Hello kitty! goes Mum brightly, reaching down to tickle his chin, Did somebody get used to having Des around to feed him? Ugh– fleas!

She leaves me and Des to unload my things while she starts going from room to room straightening the house up, and making these great Tssk! and Oh dear! noises at all the dust that’s built up since she left. Then she microwaves three frozen chicken tikkas and we sit down to an awkward lunch, during which Mum does nothing but opine about how wonderful the Rose Evans Recovery Centre for Women is. Des spoons his entire meal into his gob all in one go and then simpers along until Mum runs out of bland tributes to pay the clinic and unexpectedly declares that despite it all that she’s rather glad to be shot of it since she was getting perfectly sick of those stupid layabouts around her, and of being held accountable to a bunch of baby-faced know-it-alls.

While Des is saying goodbye I hang out in the living room with Bilbo, who’s still in this ecstatic trancelike state at having so many people around and keeps rubbing up against me like he can’t quite get his satisfaction.

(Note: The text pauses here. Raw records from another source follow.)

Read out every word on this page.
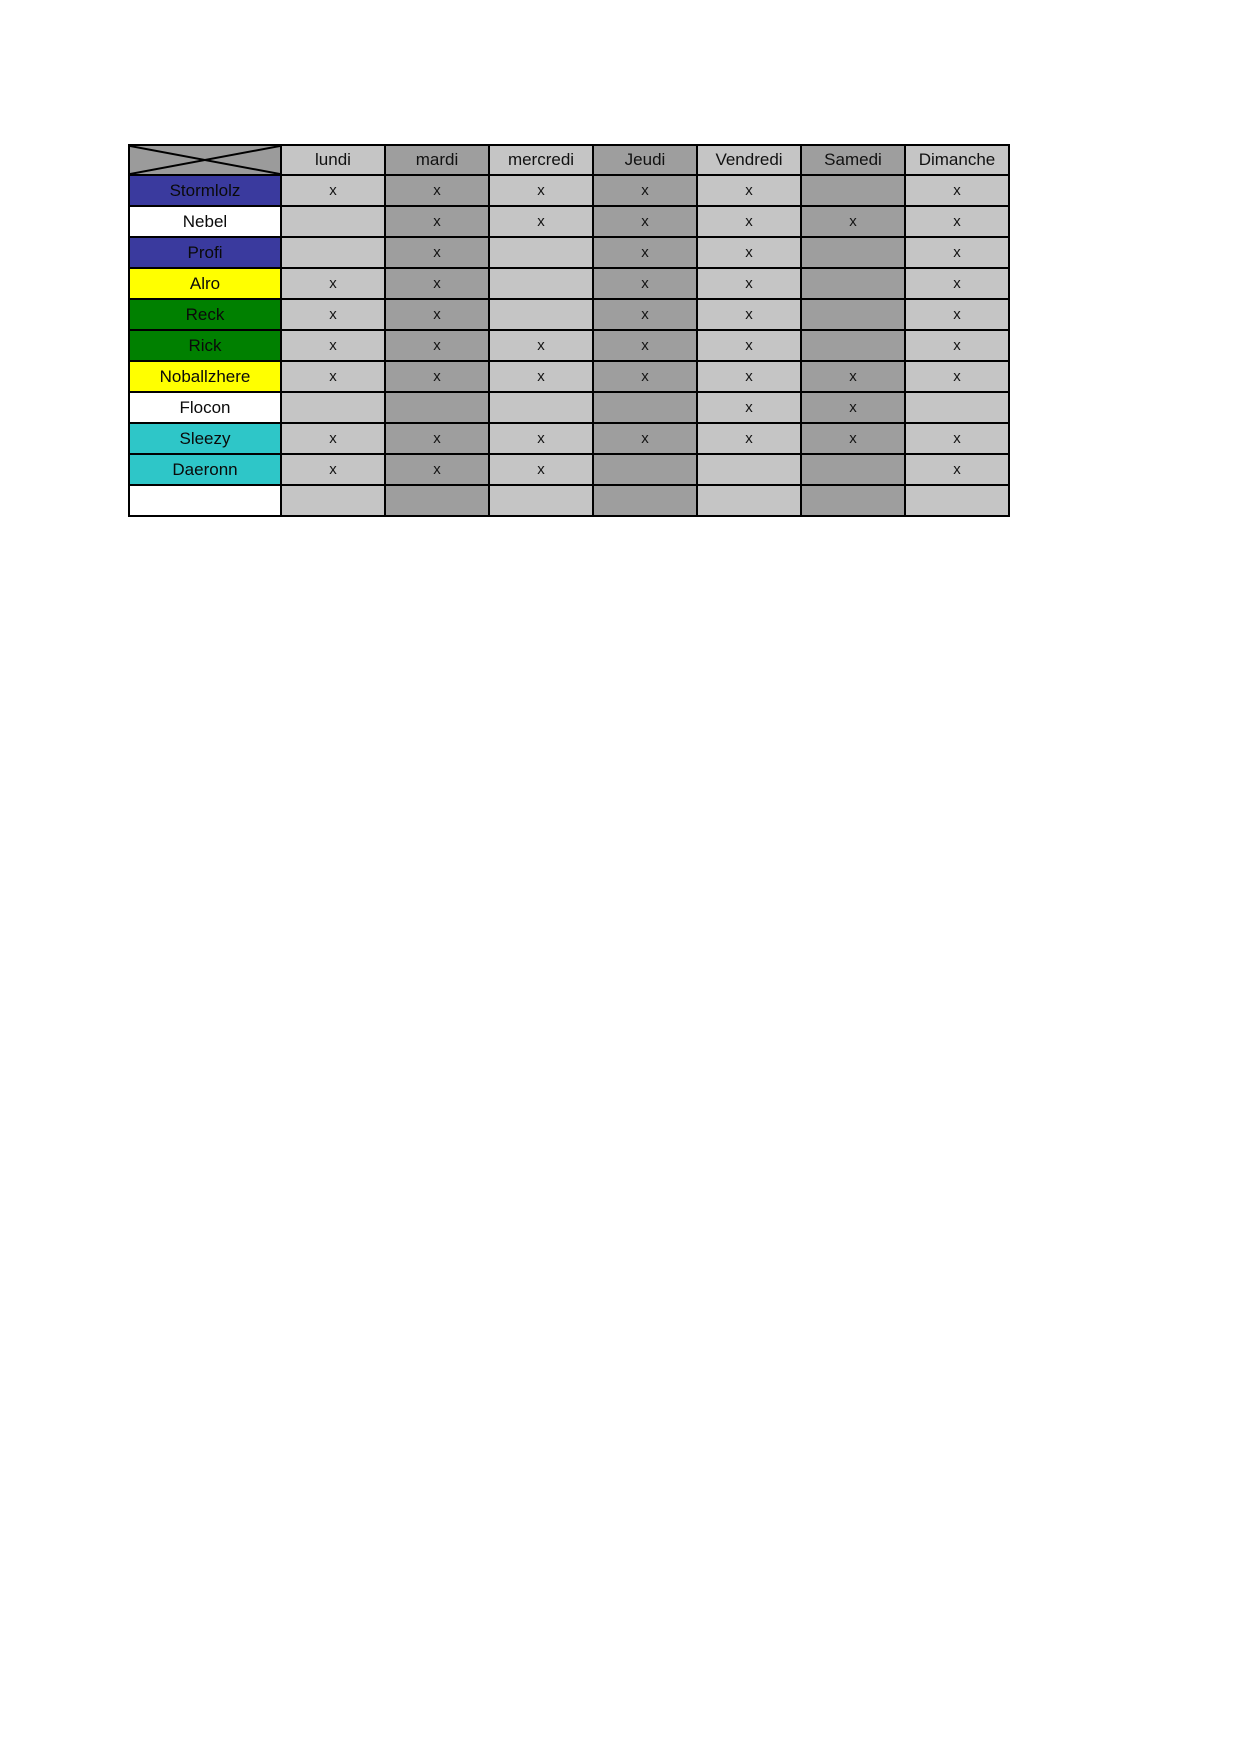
	lundi	mardi	mercredi	Jeudi	Vendredi	Samedi	Dimanche
Stormlolz	x	x	x	x	x		x
Nebel		x	x	x	x	x	x
Profi		x		x	x		x
Alro	x	x		x	x		x
Reck	x	x		x	x		x
Rick	x	x	x	x	x		x
Noballzhere	x	x	x	x	x	x	x
Flocon					x	x	
Sleezy	x	x	x	x	x	x	x
Daeronn	x	x	x				x
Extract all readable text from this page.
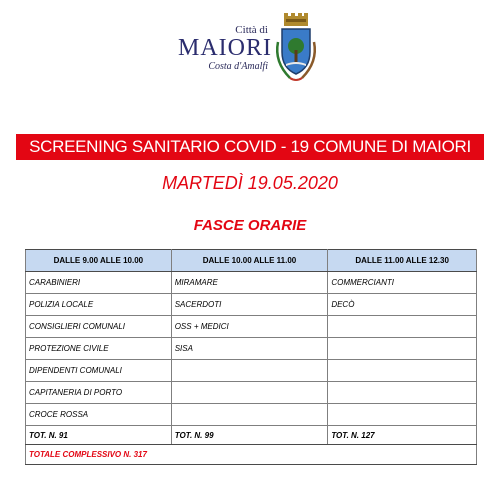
Città di
MAIORI
Costa d'Amalfi
SCREENING SANITARIO COVID - 19 COMUNE DI MAIORI
MARTEDÌ 19.05.2020
FASCE ORARIE
DALLE 9.00 ALLE 10.00	DALLE 10.00 ALLE 11.00	DALLE 11.00 ALLE 12.30
CARABINIERI	MIRAMARE	COMMERCIANTI
POLIZIA LOCALE	SACERDOTI	DECÒ
CONSIGLIERI COMUNALI	OSS + MEDICI	
PROTEZIONE CIVILE	SISA	
DIPENDENTI COMUNALI		
CAPITANERIA DI PORTO		
CROCE ROSSA		
TOT. N. 91	TOT. N. 99	TOT. N. 127
TOTALE COMPLESSIVO N. 317		
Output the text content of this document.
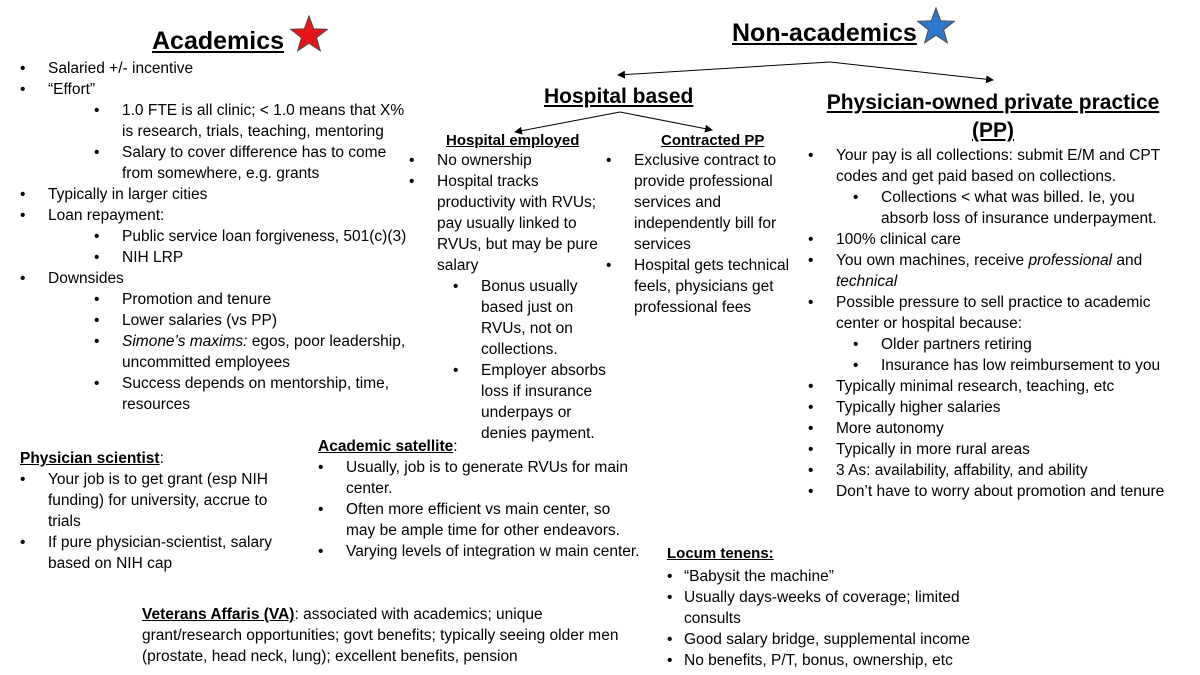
Academics
• Salaried +/- incentive
• “Effort”
• 1.0 FTE is all clinic; < 1.0 means that X% is research, trials, teaching, mentoring
• Salary to cover difference has to come from somewhere, e.g. grants
• Typically in larger cities
• Loan repayment:
• Public service loan forgiveness, 501(c)(3)
• NIH LRP
• Downsides
• Promotion and tenure
• Lower salaries (vs PP)
• Simone’s maxims: egos, poor leadership, uncommitted employees
• Success depends on mentorship, time, resources
Physician scientist:
• Your job is to get grant (esp NIH funding) for university, accrue to trials
• If pure physician-scientist, salary based on NIH cap
Academic satellite:
• Usually, job is to generate RVUs for main center.
• Often more efficient vs main center, so may be ample time for other endeavors.
• Varying levels of integration w main center.
Veterans Affaris (VA): associated with academics; unique grant/research opportunities; govt benefits; typically seeing older men (prostate, head neck, lung); excellent benefits, pension
Non-academics
Hospital based
Hospital employed
• No ownership
• Hospital tracks productivity with RVUs; pay usually linked to RVUs, but may be pure salary
• Bonus usually based just on RVUs, not on collections.
• Employer absorbs loss if insurance underpays or denies payment.
Contracted PP
• Exclusive contract to provide professional services and independently bill for services
• Hospital gets technical feels, physicians get professional fees
Physician-owned private practice (PP)
• Your pay is all collections: submit E/M and CPT codes and get paid based on collections.
• Collections < what was billed. Ie, you absorb loss of insurance underpayment.
• 100% clinical care
• You own machines, receive professional and technical
• Possible pressure to sell practice to academic center or hospital because:
• Older partners retiring
• Insurance has low reimbursement to you
• Typically minimal research, teaching, etc
• Typically higher salaries
• More autonomy
• Typically in more rural areas
• 3 As: availability, affability, and ability
• Don’t have to worry about promotion and tenure
Locum tenens:
• “Babysit the machine”
• Usually days-weeks of coverage; limited consults
• Good salary bridge, supplemental income
• No benefits, P/T, bonus, ownership, etc
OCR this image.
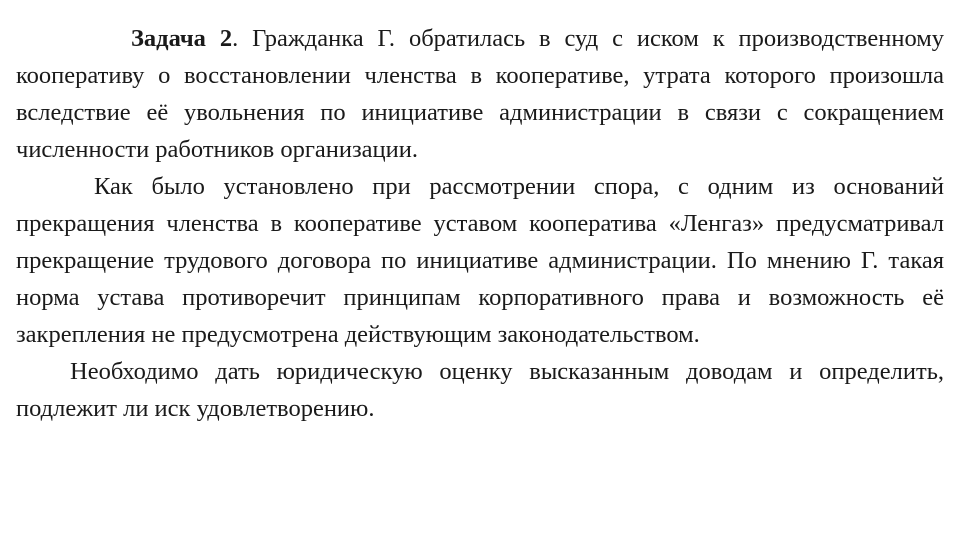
Задача 2. Гражданка Г. обратилась в суд с иском к производственному кооперативу о восстановлении членства в кооперативе, утрата которого произошла вследствие её увольнения по инициативе администрации в связи с сокращением численности работников организации.

Как было установлено при рассмотрении спора, с одним из оснований прекращения членства в кооперативе уставом кооператива «Ленгаз» предусматривал прекращение трудового договора по инициативе администрации. По мнению Г. такая норма устава противоречит принципам корпоративного права и возможность её закрепления не предусмотрена действующим законодательством.

Необходимо дать юридическую оценку высказанным доводам и определить, подлежит ли иск удовлетворению.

It feels weird to be home again, like I’ve gone backwards in life. Which I guess I pretty much have.

Thank you so much Des, I hear Mum saying in the hall.

You know Lois... Des goes, with the telltale tone of a sermon coming on.

I like, close my ear holes off and squat down to stroke Bilbo. As I do all these self help books on the shelf catch my eye. Mum bought them a few years ago, back when me, her and Dad were going to counselling sessions and we were all trying to pretend there was still a chance we could one day be OK. I remember how much I used to take the piss out of her for them. They’ve all got stupid titles like How to Change Your Life with the Power of Positive Thinking! and You Can: A Practical Guide to Modern Life, and How To Be The Best Person You Can Possibly Be. There’s something pretty funny that despite all these gurus’ words of wisdom none of it worked – Mum and Dad still split up, Mum still started drinking, I still turned out to be the miscreant from hell. I mean, you’ve got to wonder who exactly these books do work for, if they really even worked for the authors themselves, and if so, like, for how long?

But I guess it’s the same with everything, like, psychotherapy, homeopathy, hypnotherapy etc – it’s all there to help you lead a better life, but when you get all existential about it, life’s not really all that marvellous and that’s nobody’s fault. There’s no certainty about anything, no clear cut this is good and this is bad, this is right and that is wrong. Shit stuff happens to good people all the time, and great stuff happens to awful people, and there’s no justifying it. So why not put your faith in some dumb How To guide, if it makes you feel a bit better about stuff? Even if that’s all it does, maybe it’s not such a totally bad thing.